A CINCO AÑOS DE LA PARTIDA DE ANDRÉS GALLARDO BALLACEY

 

 

Hace poco, un filósofo me recordó una de las últimas clases que dictó Andrés Gallardo en la Universidad de Concepción. Tenía cursos con distintas carreras. Y no es que supiera mucho de todo, sino que uno de sus objetivos era impregnar el buen uso de la lengua sin importar contexto ni circunstancia. Incluso, dictó en la Provincia de Arauco un taller a Carabineros que ejercían labores en dicha zona. Me comentó, con su recurrente mesura, que más que hablarles de lingüística, trató de hacerles entender y valorar el poder de la Palabra por sobre cualquier otro método. En fin.

Este alumno me comentó cómo Don Andrés, visiblemente enfermo, le manifestó a la clase que, gracias a ellos, él seguía sintiéndose vivo. De hecho, la recomendación era no moverse de Santiago (donde vivía junto a su esposa Mariana), pues quien escribe y mi hermana Camila (ambos hijos de su difunta primera esposa, María Cecilia Frías Hernández, también víctima del cáncer, a quien cuidó hasta sus últimos segundos de vida), podíamos sin problema viajar para acompañarlo en su gallarda y digna agonía.

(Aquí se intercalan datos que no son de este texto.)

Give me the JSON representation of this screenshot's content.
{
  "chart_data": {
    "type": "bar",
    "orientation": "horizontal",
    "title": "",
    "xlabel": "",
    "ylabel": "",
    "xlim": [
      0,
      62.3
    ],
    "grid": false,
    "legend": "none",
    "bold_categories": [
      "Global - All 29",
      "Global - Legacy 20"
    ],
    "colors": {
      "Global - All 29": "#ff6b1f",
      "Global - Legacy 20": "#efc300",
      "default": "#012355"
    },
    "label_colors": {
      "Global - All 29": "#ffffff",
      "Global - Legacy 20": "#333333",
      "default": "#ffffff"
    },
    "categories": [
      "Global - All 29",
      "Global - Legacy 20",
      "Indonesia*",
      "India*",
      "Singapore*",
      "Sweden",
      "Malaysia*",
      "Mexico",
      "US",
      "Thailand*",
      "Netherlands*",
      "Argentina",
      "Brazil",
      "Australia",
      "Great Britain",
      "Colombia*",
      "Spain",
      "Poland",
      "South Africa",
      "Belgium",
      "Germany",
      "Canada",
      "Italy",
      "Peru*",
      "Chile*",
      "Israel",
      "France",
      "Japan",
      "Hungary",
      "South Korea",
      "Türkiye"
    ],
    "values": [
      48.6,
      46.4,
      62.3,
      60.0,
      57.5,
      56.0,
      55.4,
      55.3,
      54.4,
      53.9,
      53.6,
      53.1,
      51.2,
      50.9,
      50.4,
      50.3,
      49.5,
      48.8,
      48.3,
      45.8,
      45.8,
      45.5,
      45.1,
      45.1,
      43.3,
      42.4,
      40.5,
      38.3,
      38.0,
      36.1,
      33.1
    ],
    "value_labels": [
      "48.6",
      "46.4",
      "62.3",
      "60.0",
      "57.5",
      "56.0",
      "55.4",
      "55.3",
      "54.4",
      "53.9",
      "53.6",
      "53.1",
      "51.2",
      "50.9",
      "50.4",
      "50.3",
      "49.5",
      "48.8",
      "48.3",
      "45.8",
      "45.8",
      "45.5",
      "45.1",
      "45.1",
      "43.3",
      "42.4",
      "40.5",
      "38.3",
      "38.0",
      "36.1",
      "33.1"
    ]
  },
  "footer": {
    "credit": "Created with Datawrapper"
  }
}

Pero no. Él, porfiado como correctamente siempre lo fue, insistió en seguir haciendo clases en la U de Conce. Siempre manifestó un especial compromiso con dicha Casa de Estudios y, en especial, un permanente interés por las regiones, que se vio reflejado siempre en su obra literaria.

Así fue como siguió viajando a Conce para, además de realizar sus clases, almorzar con Camila y Carlos, mi cuñado, y cenar y conversar con quien escribe, una más de las muchas personas herederas de sus enseñanzas que, por el contrario de lo que se pudiese esperar de un académico de tan ilustrada y alta gama, abarcaron más que lo intelectual: Andrés Eduardo Alfredo Pedro Gallardo Ballacey nos enseñó, ante todo, la grandeza de la sabiduría compartida a través del amor, la pasión, la humildad, la honestidad.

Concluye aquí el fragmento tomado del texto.